THE GRAPES OF WRATH (1940) B/W 129m dir: John Ford
w/Henry Fonda, Jane Darwell, John Carradine, Charley Grapewin, Dorris Bowdon, Russell Simpson, O.Z. Whitehead, John Qualen, Eddie Quillan, Zeffie Tilbury
John Steinbeck's novel about impoverished migratory workers and their struggle to get to California and find work has been turned into one of the all-time great films. Ford's direction and a superb cast make this story of a group of people who were almost destroyed by the Depression a must.

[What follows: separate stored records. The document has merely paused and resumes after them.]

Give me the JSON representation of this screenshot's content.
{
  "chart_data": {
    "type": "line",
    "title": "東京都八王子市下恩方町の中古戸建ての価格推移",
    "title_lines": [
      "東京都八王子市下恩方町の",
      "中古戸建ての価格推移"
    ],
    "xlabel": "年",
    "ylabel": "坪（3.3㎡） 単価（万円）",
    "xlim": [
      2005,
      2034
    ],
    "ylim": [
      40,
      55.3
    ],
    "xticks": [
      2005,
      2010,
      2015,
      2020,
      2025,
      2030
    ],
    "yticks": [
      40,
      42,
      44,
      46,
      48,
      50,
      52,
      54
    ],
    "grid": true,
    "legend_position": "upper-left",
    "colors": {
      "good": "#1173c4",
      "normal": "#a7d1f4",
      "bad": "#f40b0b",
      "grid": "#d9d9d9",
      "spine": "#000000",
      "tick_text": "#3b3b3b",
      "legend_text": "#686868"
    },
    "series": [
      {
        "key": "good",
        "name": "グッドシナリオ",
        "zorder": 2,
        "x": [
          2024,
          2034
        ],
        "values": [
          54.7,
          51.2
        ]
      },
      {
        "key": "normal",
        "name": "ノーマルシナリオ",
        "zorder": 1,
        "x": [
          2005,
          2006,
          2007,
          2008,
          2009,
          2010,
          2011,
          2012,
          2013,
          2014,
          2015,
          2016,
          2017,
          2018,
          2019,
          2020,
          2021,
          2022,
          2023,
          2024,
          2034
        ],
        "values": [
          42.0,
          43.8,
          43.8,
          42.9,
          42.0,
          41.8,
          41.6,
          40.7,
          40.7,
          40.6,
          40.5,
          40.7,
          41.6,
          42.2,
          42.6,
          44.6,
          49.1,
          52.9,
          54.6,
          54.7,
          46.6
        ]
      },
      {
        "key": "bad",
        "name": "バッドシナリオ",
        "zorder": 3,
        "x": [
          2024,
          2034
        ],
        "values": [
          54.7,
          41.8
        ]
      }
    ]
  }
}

From Georges Sadoul's Dictionary of Films: "Steinbeck's novel was based on his experiences in 1936 as a reporter among the Okies, who were then wandering around the United States, driven from their land by erosion, the Depression, and the usurious methods of bankers. The unity of the film is derived to a great extent from the leitmotiv of the rattling old truck in which the Joad family travels with their clothes, pots and pans, and ramshackle furniture. The stagecoach of Stagecoach is here replaced by the junkpile truck used in the exodus, but it is the same desert that has to be crossed, the trails are just as hazardous and, on top of hunger and lack of work, they are beset by police and roughnecks. Gregg Toland, whose photography in the film is among his best work, described the film this way: 'It was the story of unhappy men, men of the soil, suffering men with genuine problems. And it was a difficult film for us. As I recall, we moved the camera only once: a long traveling shot through the streets of Hooverville (the shanty town). This is what the people in the truck saw after the long trip to the promised land of California.' This is one of the most important Hollywood films of the Roosevelt era."
Oscars went to Ford for his direction and to Darwell as Best Supporting Actress. Additional nominations were for Best Picture, Actor (Fonda), Screenplay (Nunnally Johnson), Editing (Robert E. Simpson), and Sound (E.H. Hansen).